Kiminle, hangi güçle savaşıyorsan, barış da onunla yapılır. Bir başka deyişle: Barış, düşmanlar arasında yapılır. Acılar çekilir. Kan ve gözyaşı akar. Sonra öyle bir nokta gelir ki, yetti artık çığlıkları her yanı kaplamaya, etkili olmaya başlar. Bu noktanın adı ‘barışın olgunlaşması’dır. Barış yeterince olgunlaşmışsa, yani silahla alınacak başka bir mesafe kalmamışsa, parmaklar tetikten çekilir, masaya oturulur ve barış koşulları tartışılır. Oslo süreci budur.

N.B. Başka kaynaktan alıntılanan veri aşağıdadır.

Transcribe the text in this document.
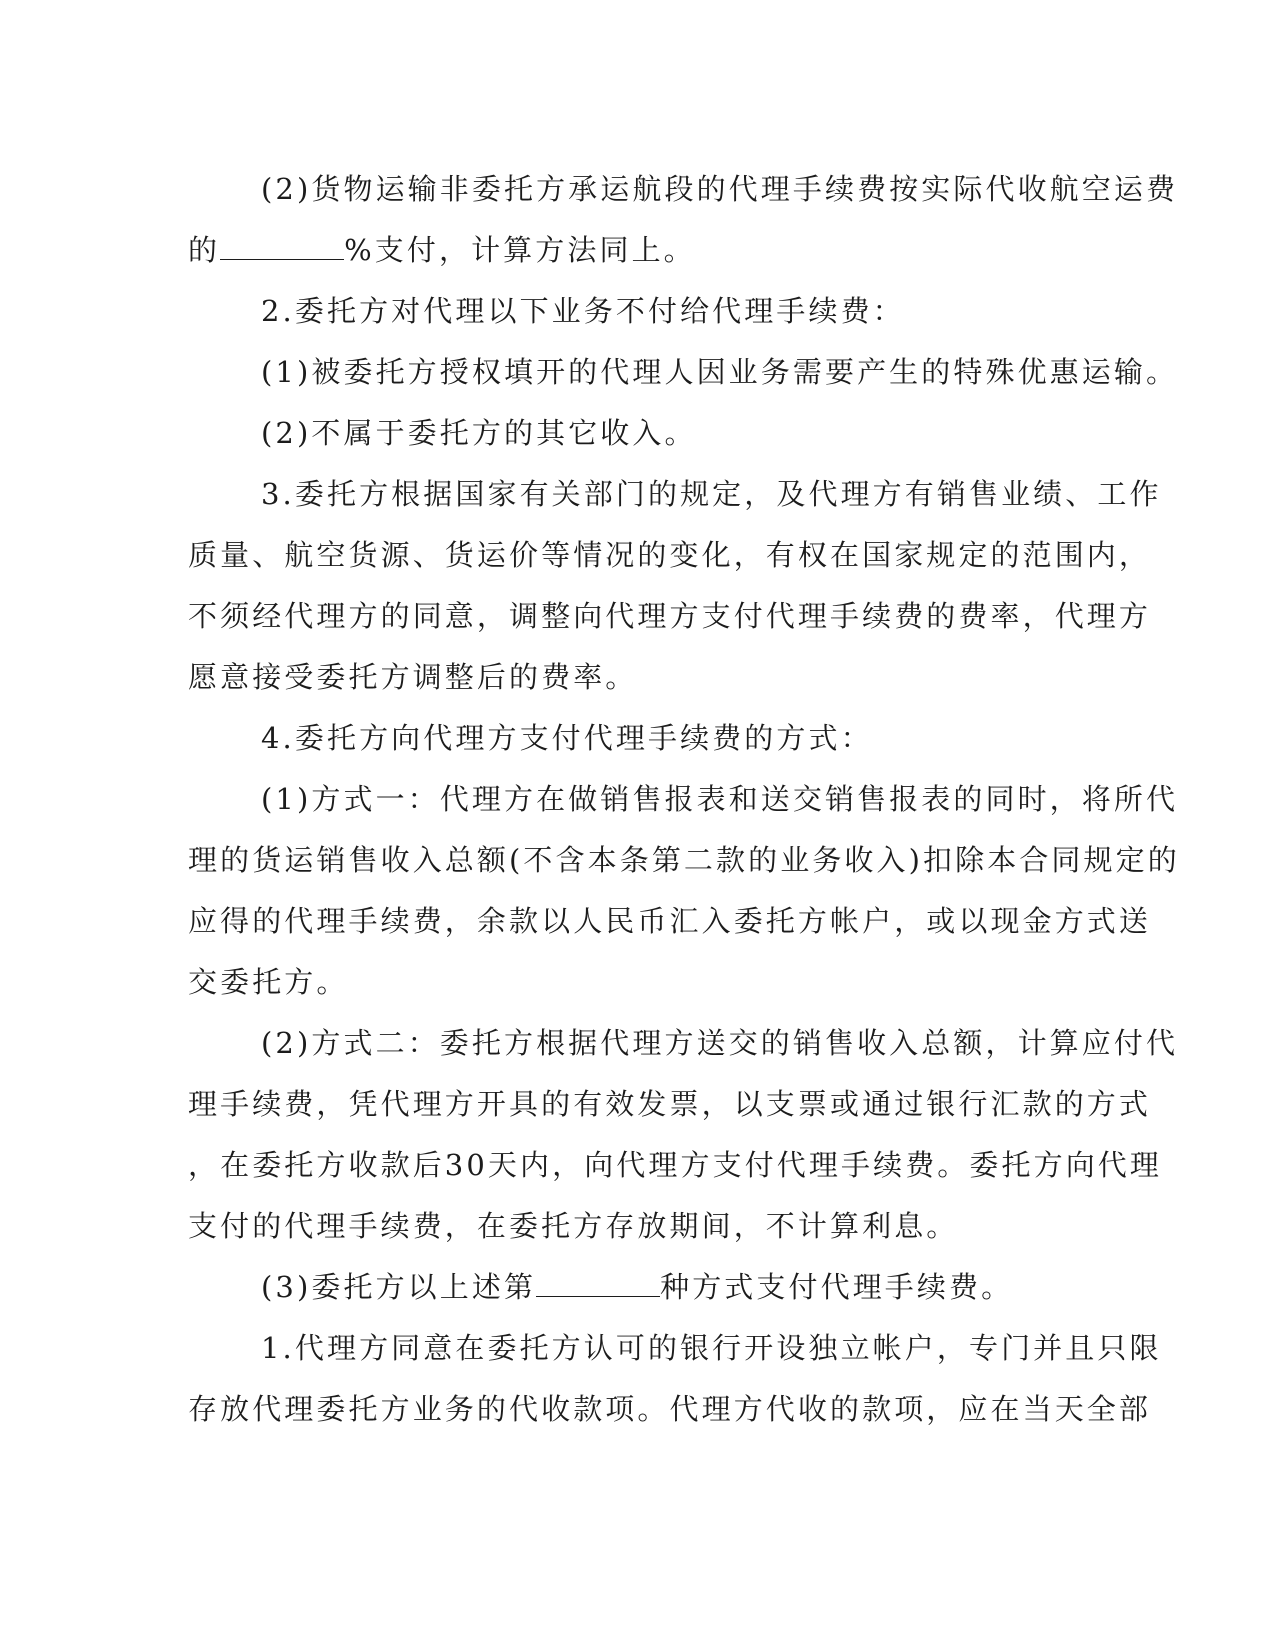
(2)货物运输非委托方承运航段的代理手续费按实际代收航空运费
的	%支付，计算方法同上。
2.委托方对代理以下业务不付给代理手续费：
(1)被委托方授权填开的代理人因业务需要产生的特殊优惠运输。
(2)不属于委托方的其它收入。
3.委托方根据国家有关部门的规定，及代理方有销售业绩、工作
质量、航空货源、货运价等情况的变化，有权在国家规定的范围内，
不须经代理方的同意，调整向代理方支付代理手续费的费率，代理方
愿意接受委托方调整后的费率。
4.委托方向代理方支付代理手续费的方式：
(1)方式一：代理方在做销售报表和送交销售报表的同时，将所代
理的货运销售收入总额(不含本条第二款的业务收入)扣除本合同规定的
应得的代理手续费，余款以人民币汇入委托方帐户，或以现金方式送
交委托方。
(2)方式二：委托方根据代理方送交的销售收入总额，计算应付代
理手续费，凭代理方开具的有效发票，以支票或通过银行汇款的方式
，在委托方收款后30天内，向代理方支付代理手续费。委托方向代理
支付的代理手续费，在委托方存放期间，不计算利息。
(3)委托方以上述第	种方式支付代理手续费。
1.代理方同意在委托方认可的银行开设独立帐户，专门并且只限
存放代理委托方业务的代收款项。代理方代收的款项，应在当天全部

Ankara-İmralı-Kandil arasında kurulan diyalog üçgeni budur. 2013-2015 arasındaki son çözüm süreci de budur. Şimdi yine ‘savaş’a döndük. Ne yazık ki öyle. Kan ve gözyaşı. Cami avluları, taziye evleri yine dolup taşıyor. Oysa, barış çoktan olgunlaştı. Yeterince acı çekildi. Yeterince insan öldü. Şimdi yeniden masaya dönme zamanı...
İki taraf da birbirini ‘savaş’la yenemez, ne devlet, ne de PKK!
İki taraf da birbirini ‘savaş’la yenemez. Ne devlet, ne de PKK! Silahın kullanım süresi çoktan doldu. Bu gerçeği iki taraf da biliyor. “PKK muhatap değildir” demek çıkmaz yoldur. “PKK’yı temizler, sorunu çözerim” demek çıkmaz yoldur. PKK ile Kürt sorununu, PKK ile Kürtleri ve PKK ile Kürt siyasal hareketini birbirinden ayıramazsınız. PKK artık hem dağda, hem şehirde. Çoktan beri öyle. Bu ‘PKK realitesi’ni terörist-terör örgütü parantezine alarak, PKK’yı ve şehirdeki ‘barikat’ları açıklamanız mümkün değildir. Açıkladığınızı sanırsınız ama sorun devam eder, derinleşir. Gerçeklerden kopuk kitabi izahlar, istihbari raporlar önünüzü daha da karanlığa boğar. Yıllardır yaşanıyor bu. Kandil’i bitirdiğinizi sanırsanız. Bir başka Kandil çıkar sahneye... Suriçi’ni, Cizre’yi bitirdiğinizi sanırsınız, ama bir bakarsınız bir başka Suriçi, bir başka Cizre sahneye çıkmış barikatlarıyla... Sorun, ‘Kürt sorunu’dur. Kürtlerin ‘eşit vatandaşlığı’dır. Erdoğan’ın “Kürt sorunu yoktur” zihniyeti, Türkiye’nin çıkmazını derinleştirir, derinleştiriyor. Bu zihniyetle devlet yarın bir başka PKK’yı, bir başka Kandil’i, bir başka ‘barikat gençliği’ni karşısında bulur. Erdoğan’ın “Kürt sorunu yok!” zihniyeti aşılmadan, Türkiye’de barışın olgunlaşması uzak ihtimalidir.
Suriçi’ni bitirdiğinizi sanırsınız, ama bir bakarsınız bir başka Sur sahneye çıkmış barikatlarıyla...
Tekrarlamakta yarar var. Çözüm namlunun ucunda değil! Silahın kullanım süresi doldu. Silah artık çıkmaz yoldur. Çıkmazdan kurtulmak istiyorsak, ilk adım, parmakları tetikten çekip masaya oturmaktır. Kuşatma yarılmak isteniyorsa, buna içeriden başlayacağız. İçeride, silahlar susup Kürt sorunu barışçı çözüm rayına oturunca, demokrasi ve hukuk yolu açılınca, dışarıdaki kuşatma da yarılmaya başlar.